Harnessing your IT case study
B2B e-commerce case study – harnessing IT resources to market
your products
To design a usable web interface for your online showroom you must
begin with an analysis of the tasks your customers need to carry out
using your site. After that you can find how to reduce the guesswork and
‘information stress’ associated with carrying out those tasks. This
will create an experience that makes it easy and profitable to transact
with you – rather than a confusing chore.
The problem:
A consumer goods manufacturer was developing a B2B e-commerce site to
enable its clients to place and track orders online. They were working
with an established ERP developer to design the interface. Even though
the manufacturing company knew what it wanted, and the developers had a
robust, scalable and flexible system, the first version of the interface
clearly wasn’t right. Everyone knew there were problems, but the
company’s sales support staff found they lacked the expertise to define
the concerns and identify specific and workable solutions.
Both parties to the design of the site were too close to it to grasp
the real problems. The sales support staff knew the catalogue structure
too well, and the developers knew the functionality of the system too
well – as a result neither could understand why a first-time site user
might not understand the online interface that they were seeing.
So the manufacturers called in Wired’s user experience consultant to
act as a third party ‘circuit-breaker’. This is the value of involving a
‘user advocate’ in the design process.
The solution:
The user experience expert could see where the trouble was.
There were three main problem areas:
-
Information architecture issues
-
GUI design issues in the public pages
-
GUI design issues in the e-commerce pages.

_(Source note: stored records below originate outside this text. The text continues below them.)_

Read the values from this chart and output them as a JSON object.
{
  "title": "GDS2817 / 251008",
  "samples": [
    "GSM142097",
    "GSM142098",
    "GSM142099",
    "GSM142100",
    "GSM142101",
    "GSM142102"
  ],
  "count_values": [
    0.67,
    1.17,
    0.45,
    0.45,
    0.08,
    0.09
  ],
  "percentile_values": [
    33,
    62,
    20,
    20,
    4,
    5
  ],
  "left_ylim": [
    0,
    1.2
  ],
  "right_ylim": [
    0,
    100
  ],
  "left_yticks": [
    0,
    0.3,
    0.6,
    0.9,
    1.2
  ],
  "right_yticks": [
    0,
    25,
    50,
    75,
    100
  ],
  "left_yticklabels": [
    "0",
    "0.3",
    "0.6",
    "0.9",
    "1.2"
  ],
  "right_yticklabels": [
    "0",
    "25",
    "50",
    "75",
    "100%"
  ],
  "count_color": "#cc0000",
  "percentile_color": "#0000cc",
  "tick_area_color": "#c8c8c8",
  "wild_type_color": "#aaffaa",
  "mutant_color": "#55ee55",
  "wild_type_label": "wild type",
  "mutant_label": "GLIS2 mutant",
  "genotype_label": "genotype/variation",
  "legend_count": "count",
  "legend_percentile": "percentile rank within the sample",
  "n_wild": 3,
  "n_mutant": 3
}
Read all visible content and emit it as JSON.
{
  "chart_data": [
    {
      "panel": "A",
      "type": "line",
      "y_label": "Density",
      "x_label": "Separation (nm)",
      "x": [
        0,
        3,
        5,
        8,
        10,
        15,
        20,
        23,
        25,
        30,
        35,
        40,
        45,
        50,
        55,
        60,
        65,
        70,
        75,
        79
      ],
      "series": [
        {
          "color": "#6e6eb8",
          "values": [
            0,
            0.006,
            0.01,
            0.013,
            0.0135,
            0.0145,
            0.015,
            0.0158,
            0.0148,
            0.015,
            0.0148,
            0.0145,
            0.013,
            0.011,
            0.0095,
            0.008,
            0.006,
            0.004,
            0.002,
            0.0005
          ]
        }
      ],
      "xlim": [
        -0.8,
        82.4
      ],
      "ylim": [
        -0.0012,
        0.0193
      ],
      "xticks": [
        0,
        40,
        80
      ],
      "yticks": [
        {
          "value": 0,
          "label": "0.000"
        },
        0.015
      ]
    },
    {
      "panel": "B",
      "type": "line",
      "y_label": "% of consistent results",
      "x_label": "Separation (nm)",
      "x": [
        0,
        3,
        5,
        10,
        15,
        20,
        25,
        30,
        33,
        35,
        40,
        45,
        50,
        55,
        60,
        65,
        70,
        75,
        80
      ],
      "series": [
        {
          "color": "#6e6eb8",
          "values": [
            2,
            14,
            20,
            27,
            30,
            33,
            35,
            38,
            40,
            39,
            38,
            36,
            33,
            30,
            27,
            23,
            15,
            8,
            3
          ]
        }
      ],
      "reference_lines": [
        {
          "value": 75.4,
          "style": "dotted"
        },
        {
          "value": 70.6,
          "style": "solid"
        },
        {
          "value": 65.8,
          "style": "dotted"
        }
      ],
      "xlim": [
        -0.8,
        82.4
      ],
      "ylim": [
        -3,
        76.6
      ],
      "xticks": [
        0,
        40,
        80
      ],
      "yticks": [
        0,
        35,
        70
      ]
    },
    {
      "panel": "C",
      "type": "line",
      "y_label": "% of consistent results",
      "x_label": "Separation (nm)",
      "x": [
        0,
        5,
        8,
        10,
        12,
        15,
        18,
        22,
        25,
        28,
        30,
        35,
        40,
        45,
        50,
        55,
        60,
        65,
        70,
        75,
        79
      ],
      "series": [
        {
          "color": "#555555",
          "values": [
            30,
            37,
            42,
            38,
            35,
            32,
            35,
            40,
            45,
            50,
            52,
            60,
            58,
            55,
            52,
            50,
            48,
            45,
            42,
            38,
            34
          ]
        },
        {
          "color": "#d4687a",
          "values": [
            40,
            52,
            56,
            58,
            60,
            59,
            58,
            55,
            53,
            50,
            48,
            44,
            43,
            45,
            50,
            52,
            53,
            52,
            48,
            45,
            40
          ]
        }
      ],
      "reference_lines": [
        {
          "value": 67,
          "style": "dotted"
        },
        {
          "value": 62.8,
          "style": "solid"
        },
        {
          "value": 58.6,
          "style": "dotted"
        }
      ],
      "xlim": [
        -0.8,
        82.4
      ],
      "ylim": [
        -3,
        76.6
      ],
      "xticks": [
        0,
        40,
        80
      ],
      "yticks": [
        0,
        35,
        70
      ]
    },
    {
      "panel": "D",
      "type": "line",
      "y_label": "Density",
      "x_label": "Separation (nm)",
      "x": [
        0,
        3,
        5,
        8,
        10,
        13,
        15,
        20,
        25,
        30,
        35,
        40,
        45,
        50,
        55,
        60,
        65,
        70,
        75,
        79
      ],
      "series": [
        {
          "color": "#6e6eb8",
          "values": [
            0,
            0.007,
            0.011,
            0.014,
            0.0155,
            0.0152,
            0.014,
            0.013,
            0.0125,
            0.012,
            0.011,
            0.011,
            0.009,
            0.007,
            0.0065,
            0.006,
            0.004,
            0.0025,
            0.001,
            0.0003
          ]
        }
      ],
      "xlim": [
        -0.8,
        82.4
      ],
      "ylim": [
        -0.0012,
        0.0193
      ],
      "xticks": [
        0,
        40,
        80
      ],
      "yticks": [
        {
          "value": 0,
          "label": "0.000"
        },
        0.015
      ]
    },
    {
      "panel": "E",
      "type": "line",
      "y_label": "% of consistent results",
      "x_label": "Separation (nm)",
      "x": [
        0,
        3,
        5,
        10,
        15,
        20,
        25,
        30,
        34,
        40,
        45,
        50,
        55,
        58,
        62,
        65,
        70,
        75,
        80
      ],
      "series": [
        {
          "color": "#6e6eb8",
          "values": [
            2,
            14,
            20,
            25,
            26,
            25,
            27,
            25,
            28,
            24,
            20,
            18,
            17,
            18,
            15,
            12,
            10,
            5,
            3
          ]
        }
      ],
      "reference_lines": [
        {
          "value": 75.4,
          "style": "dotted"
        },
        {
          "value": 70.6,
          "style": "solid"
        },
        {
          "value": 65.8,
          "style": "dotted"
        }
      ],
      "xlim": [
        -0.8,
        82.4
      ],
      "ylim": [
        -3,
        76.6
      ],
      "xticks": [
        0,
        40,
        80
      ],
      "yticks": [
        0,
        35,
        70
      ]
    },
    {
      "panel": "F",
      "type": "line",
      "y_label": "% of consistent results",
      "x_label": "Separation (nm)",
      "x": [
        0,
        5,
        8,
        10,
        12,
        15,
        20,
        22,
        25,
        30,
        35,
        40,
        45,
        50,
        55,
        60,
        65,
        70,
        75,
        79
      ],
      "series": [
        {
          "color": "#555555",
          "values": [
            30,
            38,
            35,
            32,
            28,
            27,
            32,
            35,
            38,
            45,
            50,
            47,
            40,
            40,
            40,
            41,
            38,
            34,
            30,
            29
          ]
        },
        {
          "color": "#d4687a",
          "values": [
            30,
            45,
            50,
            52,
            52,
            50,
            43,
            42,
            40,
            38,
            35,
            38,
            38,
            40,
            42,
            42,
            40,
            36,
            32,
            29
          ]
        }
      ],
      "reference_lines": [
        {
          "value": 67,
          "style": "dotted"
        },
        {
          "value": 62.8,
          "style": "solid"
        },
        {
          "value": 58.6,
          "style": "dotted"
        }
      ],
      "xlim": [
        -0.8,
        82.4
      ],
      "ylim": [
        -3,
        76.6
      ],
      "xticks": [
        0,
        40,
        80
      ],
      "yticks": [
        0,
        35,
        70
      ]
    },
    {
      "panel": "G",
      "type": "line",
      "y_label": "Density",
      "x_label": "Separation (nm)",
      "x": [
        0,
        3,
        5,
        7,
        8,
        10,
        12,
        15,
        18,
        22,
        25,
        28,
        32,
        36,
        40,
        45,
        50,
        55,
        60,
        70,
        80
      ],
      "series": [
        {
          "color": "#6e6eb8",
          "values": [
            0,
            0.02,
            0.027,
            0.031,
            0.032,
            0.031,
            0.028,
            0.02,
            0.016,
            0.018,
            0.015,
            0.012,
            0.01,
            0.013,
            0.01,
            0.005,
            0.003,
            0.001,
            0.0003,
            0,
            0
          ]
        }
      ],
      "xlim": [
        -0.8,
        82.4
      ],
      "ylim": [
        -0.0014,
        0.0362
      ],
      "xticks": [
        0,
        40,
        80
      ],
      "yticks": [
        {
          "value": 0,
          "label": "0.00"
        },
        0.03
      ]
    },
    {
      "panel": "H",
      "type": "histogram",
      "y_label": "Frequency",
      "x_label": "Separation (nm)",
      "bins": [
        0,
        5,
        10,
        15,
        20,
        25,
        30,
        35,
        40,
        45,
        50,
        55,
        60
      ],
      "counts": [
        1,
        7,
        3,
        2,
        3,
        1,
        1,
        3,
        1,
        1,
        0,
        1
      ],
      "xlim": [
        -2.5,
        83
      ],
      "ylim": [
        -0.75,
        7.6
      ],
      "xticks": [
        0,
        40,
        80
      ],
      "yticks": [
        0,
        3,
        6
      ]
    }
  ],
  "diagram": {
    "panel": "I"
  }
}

Basically the catalogue had been arranged in a structure that worked
when read as a list on a page. When presented as a menu and a sequence
of web pages, users found it confusing. In addition, the screens
involved in the process of logging in and making an order did not
explain to users where to go next. As a result these processes were
likely to present many ‘stress points’ where customers could not tell
what they should do.
The client company thought the catalogue made sense because they knew
it inside out – but presented screen-by-screen it was not easy to
navigate through. Having the third party to represent the users’ needs
and communicate these to both the client and the developers produced a
great outcome – one that was in everybody’s interest.